26 Ocak 2020 00:54

"Tek medya" hayal edenler amaçlarına ulaşamayacak!

'Gazetecilere Özgürlük' eyleminde Evrensel'in 'Basın özgürlüğü Ergenekon kıskacında!' manşetli sayısını tutan bir el

Fotoğraf: Evrensel

Paylaş

Medya alanında, “Yok artık, bu kadarı da olmaz” denilenler olmaya devam ediyor.

Basın İlan Kurumu (BİK)’de sonra Cumhurbaşkanlığı İletişim Başkanlığı da görevini icra etmeye girişti.

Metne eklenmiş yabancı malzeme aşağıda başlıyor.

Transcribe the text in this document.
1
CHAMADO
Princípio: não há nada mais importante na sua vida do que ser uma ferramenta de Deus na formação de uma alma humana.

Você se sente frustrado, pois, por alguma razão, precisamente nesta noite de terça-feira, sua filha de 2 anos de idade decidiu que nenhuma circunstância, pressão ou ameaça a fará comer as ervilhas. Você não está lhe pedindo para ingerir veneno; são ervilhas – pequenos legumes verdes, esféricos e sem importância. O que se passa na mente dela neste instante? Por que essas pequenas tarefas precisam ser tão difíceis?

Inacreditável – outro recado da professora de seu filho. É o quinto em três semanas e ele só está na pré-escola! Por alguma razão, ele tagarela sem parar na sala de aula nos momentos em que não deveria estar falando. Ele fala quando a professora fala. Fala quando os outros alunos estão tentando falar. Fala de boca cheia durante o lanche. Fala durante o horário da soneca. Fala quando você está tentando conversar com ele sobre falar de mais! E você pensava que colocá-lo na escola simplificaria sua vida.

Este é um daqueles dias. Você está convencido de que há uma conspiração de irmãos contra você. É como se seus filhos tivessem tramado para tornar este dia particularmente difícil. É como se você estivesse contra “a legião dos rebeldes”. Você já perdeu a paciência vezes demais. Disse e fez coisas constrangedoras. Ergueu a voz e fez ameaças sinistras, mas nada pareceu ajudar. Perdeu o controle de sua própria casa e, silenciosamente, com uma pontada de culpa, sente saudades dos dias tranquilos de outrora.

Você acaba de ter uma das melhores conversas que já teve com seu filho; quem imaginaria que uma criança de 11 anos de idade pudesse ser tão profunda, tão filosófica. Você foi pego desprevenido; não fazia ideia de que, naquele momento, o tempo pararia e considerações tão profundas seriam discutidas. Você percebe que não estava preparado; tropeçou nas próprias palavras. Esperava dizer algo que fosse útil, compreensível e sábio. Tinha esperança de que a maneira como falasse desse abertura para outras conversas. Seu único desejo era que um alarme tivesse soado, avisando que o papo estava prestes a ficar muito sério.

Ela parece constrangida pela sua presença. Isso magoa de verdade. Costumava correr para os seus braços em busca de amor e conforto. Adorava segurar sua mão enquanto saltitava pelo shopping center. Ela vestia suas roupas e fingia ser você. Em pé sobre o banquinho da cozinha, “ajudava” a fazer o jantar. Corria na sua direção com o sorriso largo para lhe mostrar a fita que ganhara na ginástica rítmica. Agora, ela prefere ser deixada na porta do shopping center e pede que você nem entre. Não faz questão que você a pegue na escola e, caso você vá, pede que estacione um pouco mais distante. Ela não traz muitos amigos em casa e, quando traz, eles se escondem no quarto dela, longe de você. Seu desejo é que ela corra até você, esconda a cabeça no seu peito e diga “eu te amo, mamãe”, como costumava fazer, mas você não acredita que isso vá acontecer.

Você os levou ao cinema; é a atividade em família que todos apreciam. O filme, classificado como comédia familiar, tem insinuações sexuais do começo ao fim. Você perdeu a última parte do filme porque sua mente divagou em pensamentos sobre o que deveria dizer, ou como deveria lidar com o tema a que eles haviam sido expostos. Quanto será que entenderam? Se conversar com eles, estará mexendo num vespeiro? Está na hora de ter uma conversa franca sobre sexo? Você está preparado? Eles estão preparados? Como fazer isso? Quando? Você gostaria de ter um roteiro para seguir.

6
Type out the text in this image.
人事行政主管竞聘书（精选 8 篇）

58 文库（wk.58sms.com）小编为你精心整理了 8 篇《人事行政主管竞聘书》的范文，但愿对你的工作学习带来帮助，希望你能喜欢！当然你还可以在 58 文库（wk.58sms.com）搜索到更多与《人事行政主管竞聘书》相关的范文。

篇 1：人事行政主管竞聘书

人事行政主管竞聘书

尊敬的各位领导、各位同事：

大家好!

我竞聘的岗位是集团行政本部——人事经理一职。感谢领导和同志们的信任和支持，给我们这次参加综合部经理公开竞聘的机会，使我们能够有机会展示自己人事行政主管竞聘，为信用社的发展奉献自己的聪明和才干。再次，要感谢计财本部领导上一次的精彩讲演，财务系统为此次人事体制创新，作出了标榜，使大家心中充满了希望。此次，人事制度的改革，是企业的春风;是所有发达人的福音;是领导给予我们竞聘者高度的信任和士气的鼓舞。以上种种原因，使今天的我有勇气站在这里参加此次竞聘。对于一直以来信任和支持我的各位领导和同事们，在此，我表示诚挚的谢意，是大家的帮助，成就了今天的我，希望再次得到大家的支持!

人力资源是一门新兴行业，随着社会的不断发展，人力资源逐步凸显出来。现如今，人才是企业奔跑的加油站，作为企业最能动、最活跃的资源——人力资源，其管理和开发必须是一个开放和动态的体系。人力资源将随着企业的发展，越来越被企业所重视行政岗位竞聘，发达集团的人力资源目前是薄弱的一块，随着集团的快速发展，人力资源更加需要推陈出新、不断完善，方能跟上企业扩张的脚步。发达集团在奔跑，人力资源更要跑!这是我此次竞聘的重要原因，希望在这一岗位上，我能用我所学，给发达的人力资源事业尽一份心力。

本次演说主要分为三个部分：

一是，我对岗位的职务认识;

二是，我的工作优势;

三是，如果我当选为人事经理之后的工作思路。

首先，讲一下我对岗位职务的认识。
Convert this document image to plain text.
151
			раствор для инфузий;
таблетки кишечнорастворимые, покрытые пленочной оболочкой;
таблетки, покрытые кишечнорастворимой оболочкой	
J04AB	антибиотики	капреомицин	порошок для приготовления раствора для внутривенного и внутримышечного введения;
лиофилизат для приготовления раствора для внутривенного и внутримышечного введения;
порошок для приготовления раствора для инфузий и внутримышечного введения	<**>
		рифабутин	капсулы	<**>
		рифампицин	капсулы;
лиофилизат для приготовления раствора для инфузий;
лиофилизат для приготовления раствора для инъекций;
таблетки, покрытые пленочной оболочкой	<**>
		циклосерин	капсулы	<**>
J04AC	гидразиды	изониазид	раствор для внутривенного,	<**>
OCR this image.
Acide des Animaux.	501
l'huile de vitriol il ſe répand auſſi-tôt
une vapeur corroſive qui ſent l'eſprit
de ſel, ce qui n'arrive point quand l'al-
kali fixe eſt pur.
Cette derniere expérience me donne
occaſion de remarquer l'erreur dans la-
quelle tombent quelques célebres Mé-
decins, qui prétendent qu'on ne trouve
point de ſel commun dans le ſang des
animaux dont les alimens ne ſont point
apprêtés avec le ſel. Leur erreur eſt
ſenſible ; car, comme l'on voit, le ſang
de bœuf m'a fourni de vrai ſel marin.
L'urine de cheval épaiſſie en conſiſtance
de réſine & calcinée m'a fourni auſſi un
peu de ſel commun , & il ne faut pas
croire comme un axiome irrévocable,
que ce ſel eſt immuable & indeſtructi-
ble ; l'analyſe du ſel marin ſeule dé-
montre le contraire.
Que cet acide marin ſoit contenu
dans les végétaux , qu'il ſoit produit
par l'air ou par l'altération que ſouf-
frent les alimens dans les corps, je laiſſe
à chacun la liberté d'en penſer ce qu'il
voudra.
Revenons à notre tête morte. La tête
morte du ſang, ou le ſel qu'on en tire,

  • Evrensel’in bütün “sarı basın kartları” iptal edilirken, yeni başvuruları da reddedildi!
  • BirGün gazetesinde daha önce “turkuaz kart” (sarı basın kartları şimdi “turkuaz kart”a dönüştürüldü) alan birkaç gazeteci dışında “sarı basın kartları” iptal edilirken yeni başvurular da reddedildi.
  • Cumhuriyet gazetesinde de yeni başvuruların reddedildiği, eski kart sahiplerinden bazılarının kartlarının da iptal edildiği belirtiliyor.
  • Bu üç gazete dışında TGS Başkanı Gökhan Durmuş başta olmak üzere pek çok tanınmış gazetecinin de içinde olduğu yüzlerce gazetecinin basın kartının iptal ediği belirtiliyor.

***

Ülkede ve dünyada olup biteni haberleştirip, halka sunma göreviyle yükümlü gazeteciler, kendilerinin haberlerini yapmak, köşe yazarları ülkedeki özgürlükleri kedilerine yönelik baskılar üstünden savunmak zorunda kalıyorlarsa; ülkede basın özgürlüğü ve halkın haber alma özgürlüğü ile ilgili çok ciddi sorunlar var demektir.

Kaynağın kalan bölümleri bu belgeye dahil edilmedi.